Cokelat-cokelat yang telah susah-payah dibuat Zafran berserakan di lantai. Aku menatap Kak Ben tidak percaya. Keluarga macam apa sih mereka?
“Kalian nggak berhak memperlakukan Zafran kayak gini. dia orang baik-baik!” seruku hampir menjerit.
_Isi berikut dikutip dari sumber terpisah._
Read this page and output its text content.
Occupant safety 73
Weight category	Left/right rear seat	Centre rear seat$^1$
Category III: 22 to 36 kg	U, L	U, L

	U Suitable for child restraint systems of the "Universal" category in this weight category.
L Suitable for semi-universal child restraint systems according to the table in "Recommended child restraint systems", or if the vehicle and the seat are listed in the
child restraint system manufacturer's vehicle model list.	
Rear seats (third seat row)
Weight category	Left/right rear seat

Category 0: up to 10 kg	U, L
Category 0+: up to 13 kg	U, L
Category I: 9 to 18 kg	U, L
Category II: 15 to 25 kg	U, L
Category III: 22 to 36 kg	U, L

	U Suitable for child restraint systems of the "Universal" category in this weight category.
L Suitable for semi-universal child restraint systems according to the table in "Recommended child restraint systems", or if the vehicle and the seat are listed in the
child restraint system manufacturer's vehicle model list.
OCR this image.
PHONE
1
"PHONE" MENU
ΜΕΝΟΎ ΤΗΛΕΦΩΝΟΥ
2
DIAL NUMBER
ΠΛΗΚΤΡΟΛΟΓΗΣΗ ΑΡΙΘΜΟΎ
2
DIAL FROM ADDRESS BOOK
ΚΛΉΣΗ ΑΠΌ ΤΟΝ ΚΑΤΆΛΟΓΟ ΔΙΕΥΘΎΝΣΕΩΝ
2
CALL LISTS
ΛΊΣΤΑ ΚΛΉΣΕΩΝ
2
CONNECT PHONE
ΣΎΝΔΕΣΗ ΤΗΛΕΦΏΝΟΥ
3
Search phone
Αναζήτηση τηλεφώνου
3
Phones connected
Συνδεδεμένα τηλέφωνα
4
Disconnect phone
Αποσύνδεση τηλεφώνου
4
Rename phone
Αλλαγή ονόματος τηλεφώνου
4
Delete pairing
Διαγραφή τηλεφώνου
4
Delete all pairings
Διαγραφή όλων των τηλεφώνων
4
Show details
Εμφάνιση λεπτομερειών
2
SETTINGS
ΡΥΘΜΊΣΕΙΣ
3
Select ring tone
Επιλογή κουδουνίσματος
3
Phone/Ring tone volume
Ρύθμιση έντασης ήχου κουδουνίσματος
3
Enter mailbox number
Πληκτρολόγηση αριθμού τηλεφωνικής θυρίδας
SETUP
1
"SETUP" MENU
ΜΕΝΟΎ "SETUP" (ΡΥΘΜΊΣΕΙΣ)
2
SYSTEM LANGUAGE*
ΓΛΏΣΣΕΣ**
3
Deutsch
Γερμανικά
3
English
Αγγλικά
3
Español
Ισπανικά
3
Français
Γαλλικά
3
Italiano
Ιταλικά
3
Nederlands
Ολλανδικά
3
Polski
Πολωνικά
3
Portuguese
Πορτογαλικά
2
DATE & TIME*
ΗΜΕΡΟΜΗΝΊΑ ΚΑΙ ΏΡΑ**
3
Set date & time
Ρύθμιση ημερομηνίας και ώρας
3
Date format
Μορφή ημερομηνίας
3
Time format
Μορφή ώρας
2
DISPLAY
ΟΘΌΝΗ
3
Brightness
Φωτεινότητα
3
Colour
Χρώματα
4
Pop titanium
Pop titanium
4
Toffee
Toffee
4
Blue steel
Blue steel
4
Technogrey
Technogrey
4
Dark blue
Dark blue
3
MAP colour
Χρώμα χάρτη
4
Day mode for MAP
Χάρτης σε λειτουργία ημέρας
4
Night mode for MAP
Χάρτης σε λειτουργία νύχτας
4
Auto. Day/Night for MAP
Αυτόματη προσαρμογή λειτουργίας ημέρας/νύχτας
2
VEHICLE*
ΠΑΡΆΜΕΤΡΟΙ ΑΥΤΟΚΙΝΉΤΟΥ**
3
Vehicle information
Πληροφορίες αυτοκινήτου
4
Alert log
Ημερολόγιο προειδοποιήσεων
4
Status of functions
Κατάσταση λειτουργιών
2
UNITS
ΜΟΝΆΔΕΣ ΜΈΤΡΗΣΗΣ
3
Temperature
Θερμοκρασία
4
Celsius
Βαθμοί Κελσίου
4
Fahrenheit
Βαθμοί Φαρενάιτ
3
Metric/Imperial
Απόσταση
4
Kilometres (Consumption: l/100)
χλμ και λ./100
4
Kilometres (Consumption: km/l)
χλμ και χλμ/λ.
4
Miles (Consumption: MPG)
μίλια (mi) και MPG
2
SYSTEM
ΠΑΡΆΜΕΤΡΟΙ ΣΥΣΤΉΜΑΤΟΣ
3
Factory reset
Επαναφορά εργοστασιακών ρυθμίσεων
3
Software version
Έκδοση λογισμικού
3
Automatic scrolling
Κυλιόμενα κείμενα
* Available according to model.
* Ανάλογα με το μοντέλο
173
“Kamu nggak bisa tahu cowok macam apa dia sebelum kami mengenalnya. Dan kami belum mengenalnya. Walaupun aku jarang di rumah, tapi Bin dan Bon juga nggak tahu siapa dia. Siapa dia? Pacarmu? Kamu udah berani pacaran tanpa sepengetahuan kami?” kata Kak Ben dengan nada dingin paling menusuk hatiku.
“Iya! Kayak kalian kan! Memangnya kalian pikir kalian itu cowok macam apa? Kalian sebut diri kalian kakakku?! Aku bahkan nggak mau kenal kalian!” teriakku.
Aku menghentak pergi sambil menyeka air mataku. Aku naik ke kamarku dan tidak berhenti sebelum membanting pintu kamar menutup dan menguncinya. Aku menangis sejadi-jadinya dan melempar gulungan perban yang masih kudenggam sejak tadi.
Aku benci mereka! Kenapa aku punya kakak-kakak yang begitu menyebalkan seperti itu? Sekarang aku tidak tahu apa yang dipikirkan Zafran. Dia pasti membenciku.
Aku benci mereka!
Aku melempari foto kakak-kakakku dan aku yang tergantung di dinding dengan bantal. Aku menutup mukaku dengan bantal yang lain sambil menangis. Kenapa Ayah tidak mengajari mereka sopan-santun? Kenapa Bunda tidak mendidik mereka dengan benar?
Kudengar suara Kak Bon mengetuk pintu kamarku dna memanggilku.
“Aku benci kalian. Aku ingin kalian terjun ke laut dan dimakan hiu!” jeritku.
Aku menutup telinga karena tidak mau mendengarkan kata-kata yang diucapkan Kak Bon. Aku tidak akan mau lagi berbicara dengan mereka sampai mereka memperbaiki semua bencana ini.